Leadership and communication chapter 7:Leading Productive Management Meetings

Chapter 7: Leading Productive Management Meetings

Deciding when a meeting is the best forum
Communication purpose and strategy should come first in planning meetings, as in all communication situations. You need to define a clear purpose and analyze your audience to determine whether a meeting is the best forum for what you want to accomplish.

Compleating the essential planning
- Clarifying purpose and expected outcome
- Determining topics for the agenda. In determining the agenda topics and the meeting tasks, you will want to estimate the time it will take to cover each topic or, more important, to accomplish each objective.
- Selecting Attendees—selecting the right attendees is important to the success of a meeting.
- Considering the setting—the setting considerations should include location, equipment, and layout of the room.
- Determining when to meet—to accomplish your goals, you want people when they are at their best.
- Establishing needed meeting information

Conducting a productive meeting
- Deciding on the decision-making approach
- Clarifying leader and attendee roles and responsibilities
- Establishing meeting ground rules
- Using common problem-solving approaches. Common analytical tools that work well in many different types of problem-solving meeting are as follows: 1)Brainsorming—generate an exhausive list of ideas quickly, 2) Ranking or rating—performed with an existing set of ideas, 3) Sorting by category or logical groups, 4) Edward de Bono’s Six Thinking Hats—encourage open and complete thinking about a problem by seperating ego from performance, 5) Opposition Analysis—requires the group to look at both sides of an issue, 6) Decision tree—help break down a problem into its parts, 7) From/to Analysis—is particularly useful in diagnosing change situations, 8) Force-field Analysis—explore the problems and determine approaches to facilitate change in an organization, 9) The Metrix—allows group to evaluate or diagnose problems and the difficulties of making changes and can help a group decide on an approach, 10) Frameworks—exists for just about everything an organization might want to analyze.
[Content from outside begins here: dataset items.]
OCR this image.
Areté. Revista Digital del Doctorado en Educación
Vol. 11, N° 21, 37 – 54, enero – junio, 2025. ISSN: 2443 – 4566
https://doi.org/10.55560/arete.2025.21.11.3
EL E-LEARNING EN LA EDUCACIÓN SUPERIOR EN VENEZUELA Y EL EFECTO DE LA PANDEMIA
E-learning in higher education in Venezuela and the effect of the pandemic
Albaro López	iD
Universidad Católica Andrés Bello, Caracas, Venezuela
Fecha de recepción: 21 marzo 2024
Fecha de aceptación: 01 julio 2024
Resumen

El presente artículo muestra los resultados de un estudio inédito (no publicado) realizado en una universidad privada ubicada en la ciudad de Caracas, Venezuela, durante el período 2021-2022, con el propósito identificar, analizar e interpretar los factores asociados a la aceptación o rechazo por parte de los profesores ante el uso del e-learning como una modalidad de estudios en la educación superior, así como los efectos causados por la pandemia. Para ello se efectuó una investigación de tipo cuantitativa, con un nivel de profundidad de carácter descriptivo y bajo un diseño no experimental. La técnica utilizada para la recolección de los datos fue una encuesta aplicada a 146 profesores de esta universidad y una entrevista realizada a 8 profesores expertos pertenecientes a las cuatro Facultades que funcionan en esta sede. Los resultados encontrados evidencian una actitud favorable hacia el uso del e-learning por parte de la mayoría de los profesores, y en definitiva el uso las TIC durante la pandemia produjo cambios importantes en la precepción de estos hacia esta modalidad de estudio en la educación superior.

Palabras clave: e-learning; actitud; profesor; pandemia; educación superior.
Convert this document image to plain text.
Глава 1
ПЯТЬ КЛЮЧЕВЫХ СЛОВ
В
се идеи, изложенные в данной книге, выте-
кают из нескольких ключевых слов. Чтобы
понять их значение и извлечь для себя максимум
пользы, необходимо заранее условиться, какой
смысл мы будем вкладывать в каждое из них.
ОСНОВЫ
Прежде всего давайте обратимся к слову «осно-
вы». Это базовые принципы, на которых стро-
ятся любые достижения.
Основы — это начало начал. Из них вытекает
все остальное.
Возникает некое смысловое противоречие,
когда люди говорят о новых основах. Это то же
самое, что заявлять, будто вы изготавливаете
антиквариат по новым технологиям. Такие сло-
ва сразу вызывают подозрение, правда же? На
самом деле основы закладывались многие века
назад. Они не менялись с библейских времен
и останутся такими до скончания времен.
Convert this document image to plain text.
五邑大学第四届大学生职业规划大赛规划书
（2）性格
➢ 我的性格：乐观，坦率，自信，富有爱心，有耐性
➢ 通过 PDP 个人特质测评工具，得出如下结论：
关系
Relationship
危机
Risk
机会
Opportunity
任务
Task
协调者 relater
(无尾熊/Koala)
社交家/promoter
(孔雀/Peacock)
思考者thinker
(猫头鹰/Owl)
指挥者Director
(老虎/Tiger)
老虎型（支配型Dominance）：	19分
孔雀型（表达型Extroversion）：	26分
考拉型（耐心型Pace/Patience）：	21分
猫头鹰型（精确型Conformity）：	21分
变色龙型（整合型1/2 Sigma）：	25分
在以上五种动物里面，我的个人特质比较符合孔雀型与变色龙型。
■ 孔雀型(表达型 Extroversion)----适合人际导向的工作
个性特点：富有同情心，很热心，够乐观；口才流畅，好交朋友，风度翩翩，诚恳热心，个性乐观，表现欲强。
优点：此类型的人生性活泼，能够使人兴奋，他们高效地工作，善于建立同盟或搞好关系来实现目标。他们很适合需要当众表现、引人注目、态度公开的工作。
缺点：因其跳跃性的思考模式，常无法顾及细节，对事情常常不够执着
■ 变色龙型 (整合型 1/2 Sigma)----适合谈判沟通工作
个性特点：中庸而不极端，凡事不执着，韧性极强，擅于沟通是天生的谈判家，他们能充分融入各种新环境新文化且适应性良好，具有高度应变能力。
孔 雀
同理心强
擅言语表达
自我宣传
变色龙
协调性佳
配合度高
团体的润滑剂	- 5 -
Managing meeting problems and conflict The primary responsibilities of a meeting leader are to plan the meeting, provide the content, anticipate problems, and ensure process facilitation. Facilitators help to keep the meeting focused on the objectives and ensure redirection if it gets off track. Skilled facilitators should be prepared to 1) handle some of the most common meeting problems, 2) manage meeting conflict, and 3) deal with issues arising from cultural differences.

Ensuring meeting lead to action A good meeting planner can overcome an inertia by performing four steps : 1) Assign specific tasks to specific people, 2) Review all actions and responsibilities at the end of the meeting, 3) Provide a meeting summary with assigned deliverables included, and 4) Follow up on action items in a reasonable time.